Kriuk ... terdengar lonceng di perut Body berbunyi. White diam sejenak, lalu menatap perut Body, "Phi lapar?"
"Tidak. Itu bukan berasal dari perutku," kriuk, seolah sedang melakukan protes, perut Body kembali melakukan orasi.
"Phi belum makan malam ya?"
"Bukan urusanmu. Kau sebaiknya pulang. Kenapa kau masih disini malam-malam begini?"
White berdiri, lalu tersenyum kearah Body, "Aku akan pulang. Tapi aku akan masakkan makan malam dulu,"
"Untuk apa? tidak perlu,"
"Bukan untuk Phi Body. Tapi untuk cacing di perut Phi yang sudah memberontak."
White segera keluar dari ruang studio dan menuju ke dapur untuk memasakkan sesuatu. Dia juga melewatkan makan malam karena tertidur. Untuk itu dia akan memasak untuk Body sekaligus untuk dirinya sendiri.
"Phi suka daging?" tanya White begitu dia tiba di dapur. White mencuci tangannya dengan teliti lalu mulai mengambil beberapa bahan dari dalam kulkas.
"Tak perlu memasak yang berat. Mi rebus saja sudah cukup untukku, dan aku bisa memasakknya sediri."
"Phi duduk saja," White membuka penanak nasi, lalu memeriksa, "Ada nasi. Jadi tak perlu makan mie rebus. Phi tahu? memasak mi rebus dan tumis daging, keduanya menghabiskan durasi waktu yang hampir sama. Jadi, malam ini aku akan masak daging tumis saja."
"Aku sudah sering makan daging di rumah ini. Aku sudah muak,"
"Kalau begitu aku akan mencampur daging dengan udang. Jadi jika Phi tak mau dagingnya, Phi bisa makan udangnya."
Body akhirnya hanya duduk diam. Dia tak ingin berdebat lagi, karena perutnya benar-benar sudah keroncongan. Begitu White mulai memotong daging, Body sepertinya sudah terhipnotis. Dia menatap White tanpa berkedip, sangat menarik melihat tubuhnya melakukan pekerjaan yang tak biasa dia lakukan. Ketrampilan memasaka White ternyata diatas bukan sembarangan. Dia bisa memotong daging dan sayuran dengan cepat, bak koki handal. Ketika dia menumis bumbu, bau yang begitu harum dan dan menggugah selera merasuk ke hidung Body, dan bermuara ke otaknya. Perutnya langsung memberikan tanggapan bahwa mereka tak sabar untuk diisi.
"Sudah selesai. Phi ayo makan," White selesai menyiapkan meja makan. Nasi, tumis daging dan udang, dan tambahan sup sayur membuat Body tak bisa menahan rasa laparnya lebih lama lagi.
Body segera duduk, dan mulai mengambil makanan. White menatap Body sambil tersenyum. Begitu lucu melihat Body yang kelaparan seperti anak kecil.

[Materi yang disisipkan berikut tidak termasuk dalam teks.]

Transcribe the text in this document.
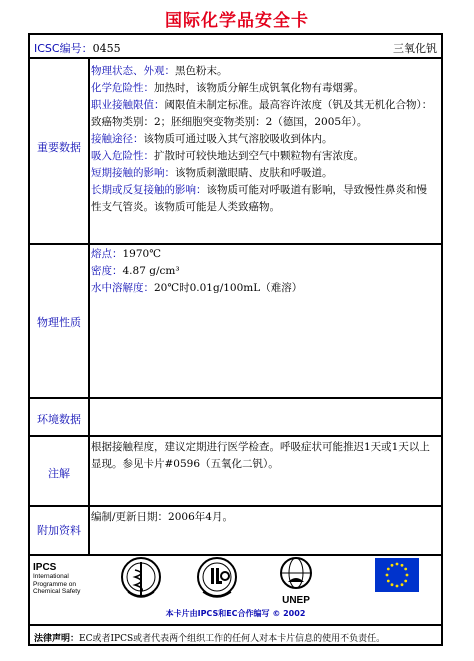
国际化学品安全卡
ICSC编号：0455	三氧化钒
重要数据

物理状态、外观：黑色粉末。

化学危险性：加热时，该物质分解生成钒氧化物有毒烟雾。

职业接触限值：阈限值未制定标准。最高容许浓度（钒及其无机化合物）：致癌物类别：2；胚细胞突变物类别：2（德国，2005年）。

接触途径：该物质可通过吸入其气溶胶吸收到体内。

吸入危险性：扩散时可较快地达到空气中颗粒物有害浓度。

短期接触的影响：该物质刺激眼睛、皮肤和呼吸道。

长期或反复接触的影响：该物质可能对呼吸道有影响，导致慢性鼻炎和慢性支气管炎。该物质可能是人类致癌物。

物理性质

熔点：1970℃

密度：4.87 g/cm³

水中溶解度：20℃时0.01g/100mL（难溶）

环境数据
注解
根据接触程度，建议定期进行医学检查。呼吸症状可能推迟1天或1天以上显现。参见卡片#0596（五氧化二钒）。
附加资料
编制/更新日期：2006年4月。
IPCS
International
Programme on
Chemical Safety
UNEP
本卡片由IPCS和EC合作编写 © 2002
法律声明：EC或者IPCS或者代表两个组织工作的任何人对本卡片信息的使用不负责任。
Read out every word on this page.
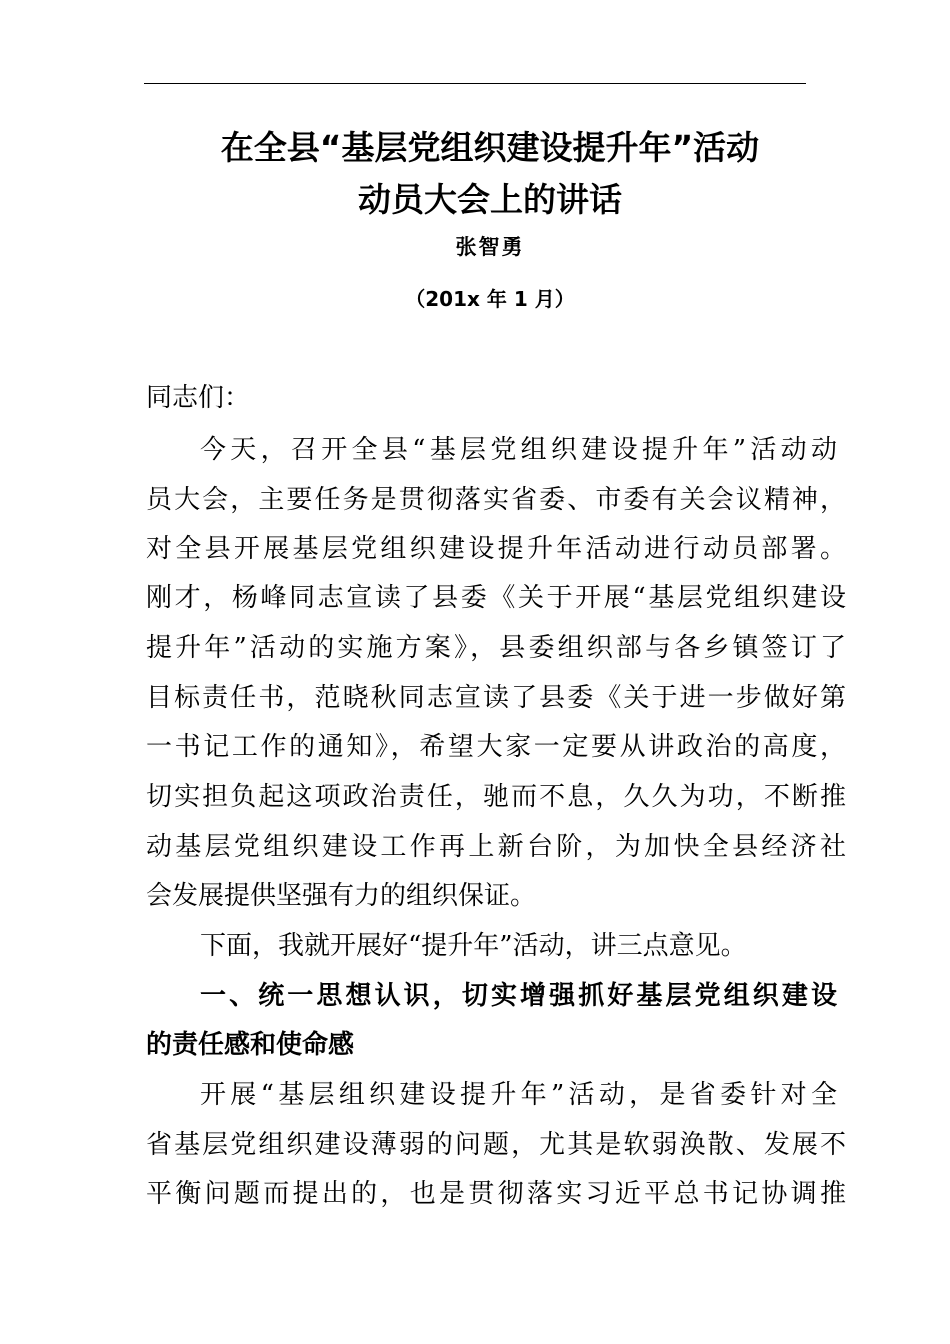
在全县“基层党组织建设提升年”活动
动员大会上的讲话
张智勇
（201x 年 1 月）
同志们：
今天，召开全县“基层党组织建设提升年”活动动
员大会，主要任务是贯彻落实省委、市委有关会议精神，
对全县开展基层党组织建设提升年活动进行动员部署。
刚才，杨峰同志宣读了县委《关于开展“基层党组织建设
提升年”活动的实施方案》，县委组织部与各乡镇签订了
目标责任书，范晓秋同志宣读了县委《关于进一步做好第
一书记工作的通知》，希望大家一定要从讲政治的高度，
切实担负起这项政治责任，驰而不息，久久为功，不断推
动基层党组织建设工作再上新台阶，为加快全县经济社
会发展提供坚强有力的组织保证。
下面，我就开展好“提升年”活动，讲三点意见。
一、统一思想认识，切实增强抓好基层党组织建设
的责任感和使命感
开展“基层组织建设提升年”活动，是省委针对全
省基层党组织建设薄弱的问题，尤其是软弱涣散、发展不
平衡问题而提出的，也是贯彻落实习近平总书记协调推
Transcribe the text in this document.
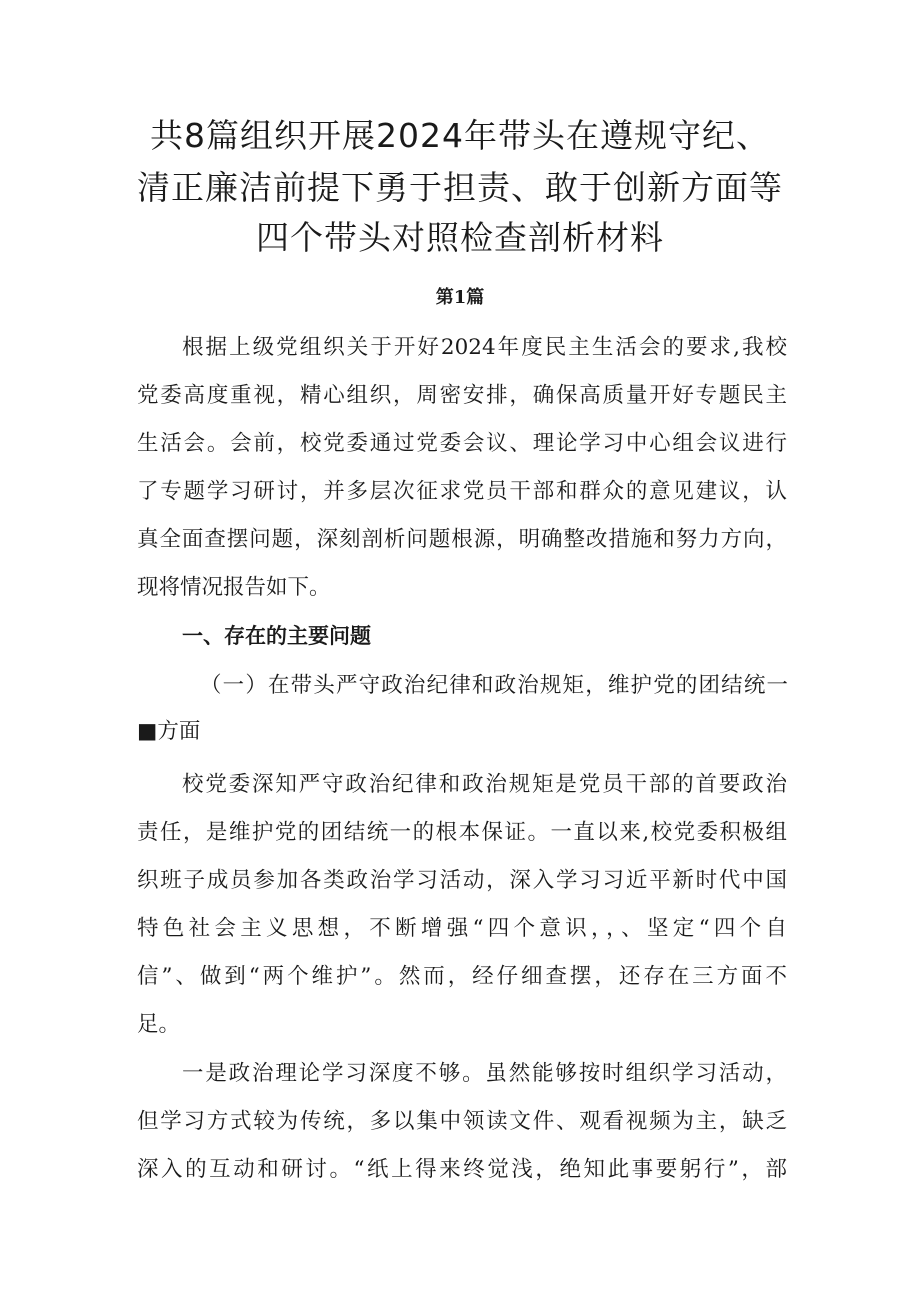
共8篇组织开展2024年带头在遵规守纪、
清正廉洁前提下勇于担责、敢于创新方面等
四个带头对照检查剖析材料
第1篇
根据上级党组织关于开好2024年度民主生活会的要求,我校
党委高度重视，精心组织，周密安排，确保高质量开好专题民主
生活会。会前，校党委通过党委会议、理论学习中心组会议进行
了专题学习研讨，并多层次征求党员干部和群众的意见建议，认
真全面查摆问题，深刻剖析问题根源，明确整改措施和努力方向，
现将情况报告如下。
一、存在的主要问题
（一）在带头严守政治纪律和政治规矩，维护党的团结统一
■方面
校党委深知严守政治纪律和政治规矩是党员干部的首要政治
责任，是维护党的团结统一的根本保证。一直以来,校党委积极组
织班子成员参加各类政治学习活动，深入学习习近平新时代中国
特色社会主义思想，不断增强“四个意识，，、坚定“四个自
信”、做到“两个维护”。然而，经仔细查摆，还存在三方面不
足。
一是政治理论学习深度不够。虽然能够按时组织学习活动，
但学习方式较为传统，多以集中领读文件、观看视频为主，缺乏
深入的互动和研讨。“纸上得来终觉浅，绝知此事要躬行”，部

"Bagaimana Phi? apakah enak?" tanya White ketika Body memasukkan suapan ke tiga.
"Biasa saja. Aku makan karena lapar," Body bicara dengan mulut penuh. Hidangan tersebut tak bisa dianggap biasa. Bagi Body, itu adalah tumis dagung terenak yang pernah dia makan. Hanya saja, dia tak bisa menunjukkan rasa sukanya.

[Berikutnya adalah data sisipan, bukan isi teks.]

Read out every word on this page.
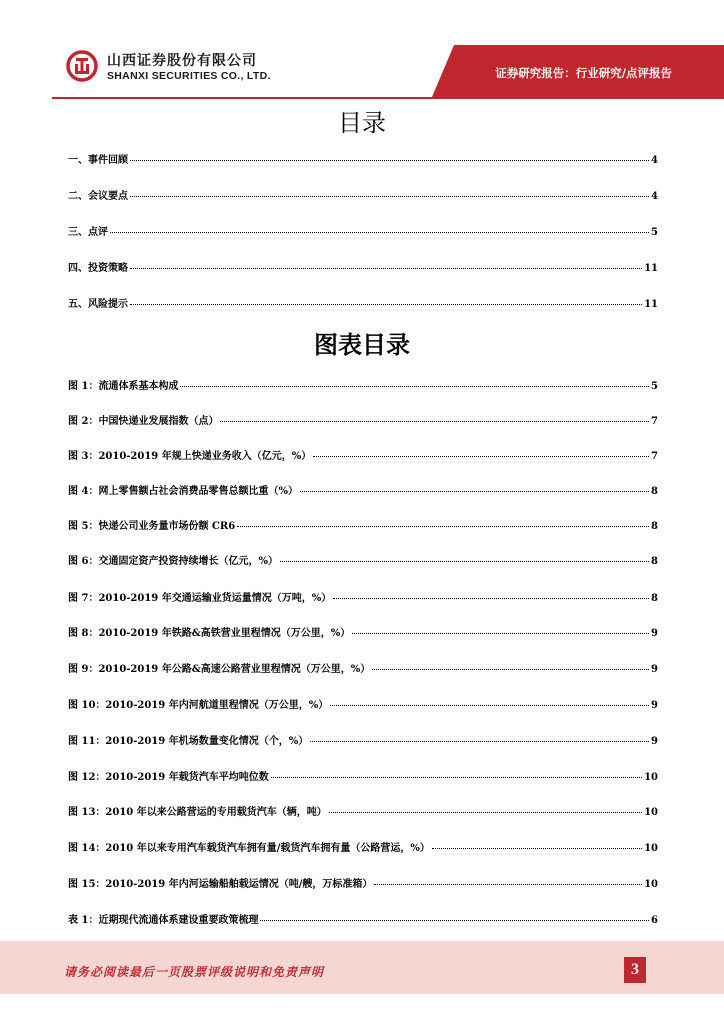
山西证券股份有限公司
SHANXI SECURITIES CO., LTD.	证券研究报告：行业研究/点评报告
目录
一、事件回顾	4
二、会议要点	4
三、点评	5
四、投资策略	11
五、风险提示	11
图表目录
图 1：流通体系基本构成	5
图 2：中国快递业发展指数（点）	7
图 3：2010-2019 年规上快递业务收入（亿元，%）	7
图 4：网上零售额占社会消费品零售总额比重（%）	8
图 5：快递公司业务量市场份额 CR6	8
图 6：交通固定资产投资持续增长（亿元，%）	8
图 7：2010-2019 年交通运输业货运量情况（万吨，%）	8
图 8：2010-2019 年铁路&高铁营业里程情况（万公里，%）	9
图 9：2010-2019 年公路&高速公路营业里程情况（万公里，%）	9
图 10：2010-2019 年内河航道里程情况（万公里，%）	9
图 11：2010-2019 年机场数量变化情况（个，%）	9
图 12：2010-2019 年载货汽车平均吨位数	10
图 13：2010 年以来公路营运的专用载货汽车（辆，吨）	10
图 14：2010 年以来专用汽车载货汽车拥有量/载货汽车拥有量（公路营运，%）	10
图 15：2010-2019 年内河运输船舶载运情况（吨/艘，万标准箱）	10
表 1：近期现代流通体系建设重要政策梳理	6
请务必阅读最后一页股票评级说明和免责声明	3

"Lain kali aku akan belajar lagi, dan membuatkan makanan yang lebih enak untuk Phi,"
"Terserah kau saja!" ucap Body masih makan dengan lahabnya.
Selesai makan, White berkemas. Dia mengambil kunci mobil dan bersiap untuk pulang. Body hanya menatapnya sambil bersandar di ambang pintu kamar.

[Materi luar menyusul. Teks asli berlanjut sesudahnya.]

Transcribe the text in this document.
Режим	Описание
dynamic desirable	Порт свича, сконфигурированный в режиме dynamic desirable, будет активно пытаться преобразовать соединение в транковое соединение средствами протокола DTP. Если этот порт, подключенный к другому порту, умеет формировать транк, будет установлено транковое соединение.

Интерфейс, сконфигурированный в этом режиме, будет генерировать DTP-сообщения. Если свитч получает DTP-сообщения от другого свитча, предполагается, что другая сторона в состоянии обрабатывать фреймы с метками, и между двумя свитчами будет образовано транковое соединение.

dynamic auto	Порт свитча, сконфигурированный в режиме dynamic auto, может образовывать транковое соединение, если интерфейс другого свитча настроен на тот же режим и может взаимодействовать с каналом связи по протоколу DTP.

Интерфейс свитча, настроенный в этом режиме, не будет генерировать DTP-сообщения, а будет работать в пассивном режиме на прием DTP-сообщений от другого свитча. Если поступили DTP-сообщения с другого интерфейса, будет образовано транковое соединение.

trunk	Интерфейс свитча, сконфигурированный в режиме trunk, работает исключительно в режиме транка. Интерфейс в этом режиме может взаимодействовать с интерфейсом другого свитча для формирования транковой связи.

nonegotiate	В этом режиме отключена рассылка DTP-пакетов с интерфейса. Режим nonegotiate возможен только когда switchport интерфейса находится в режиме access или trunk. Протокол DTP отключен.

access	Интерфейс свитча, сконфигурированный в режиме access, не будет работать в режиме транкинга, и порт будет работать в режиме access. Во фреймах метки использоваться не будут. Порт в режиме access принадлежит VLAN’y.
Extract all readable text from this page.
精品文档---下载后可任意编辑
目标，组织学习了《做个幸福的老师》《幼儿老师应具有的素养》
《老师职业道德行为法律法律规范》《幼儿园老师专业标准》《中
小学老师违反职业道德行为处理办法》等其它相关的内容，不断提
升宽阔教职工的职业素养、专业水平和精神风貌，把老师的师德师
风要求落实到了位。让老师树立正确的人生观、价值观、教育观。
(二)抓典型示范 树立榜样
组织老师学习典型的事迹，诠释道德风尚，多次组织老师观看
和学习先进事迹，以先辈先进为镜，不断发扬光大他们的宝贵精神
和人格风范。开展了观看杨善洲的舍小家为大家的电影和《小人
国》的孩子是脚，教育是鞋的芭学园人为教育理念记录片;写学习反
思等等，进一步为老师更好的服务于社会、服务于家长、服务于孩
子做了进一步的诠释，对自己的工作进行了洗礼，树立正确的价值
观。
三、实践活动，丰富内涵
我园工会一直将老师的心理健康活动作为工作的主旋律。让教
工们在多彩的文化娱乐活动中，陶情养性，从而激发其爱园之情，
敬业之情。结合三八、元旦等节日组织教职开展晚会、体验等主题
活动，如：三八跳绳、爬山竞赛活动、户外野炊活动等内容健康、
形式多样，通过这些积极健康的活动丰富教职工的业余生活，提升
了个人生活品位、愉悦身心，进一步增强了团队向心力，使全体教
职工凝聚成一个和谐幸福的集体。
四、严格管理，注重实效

"Kau tak tidur di kamar ibumu?" tanya Body kemudian.
"Aku harus menyiapkan sarapan untuk Phi Pond. Jadi aku tak bisa tidur disini."
"Kau membuat sarapan untuk Pond? kenapa kau melakukannya?"
"Karena Phi Pond satu rumah denganku. Phi Pond sepertinya tak punya waktu untuk sarapan, dia tiap malam mengeluh dan terlihat kelelahan setiap hari."
"Dia memang terus mengeluh. Bahkan saat menonton drama sekalipun,"
"Maka dari itu, aku membantu Phi Pond membersihkan rumah, dan membuat sarapan."
"Kau juha membersihkan rumah untuknya?"
"Phi, rumah itu kontrakan kalian berdua."
"Kenapa kau begitu peduli pada Pond?"
"Karena aku dan Phi Pond berteman. Phi Pond adalah teman Phi Body,"
"Tapi aku tak perlu begitu memperhatikan orang lain, walaupun hanya sekedar temanmu! dasar b*doh. Pantas saja kau selalu dimanfaatkan dan ditindas,"
"Tidak ada yang menindasku, Phi. Phi pasti membaca artikel yang tidak benar, kan?"
"Masa bodoh. Sebaiknya kau cepat pulang. Melihatmu, membuatku jengkel!"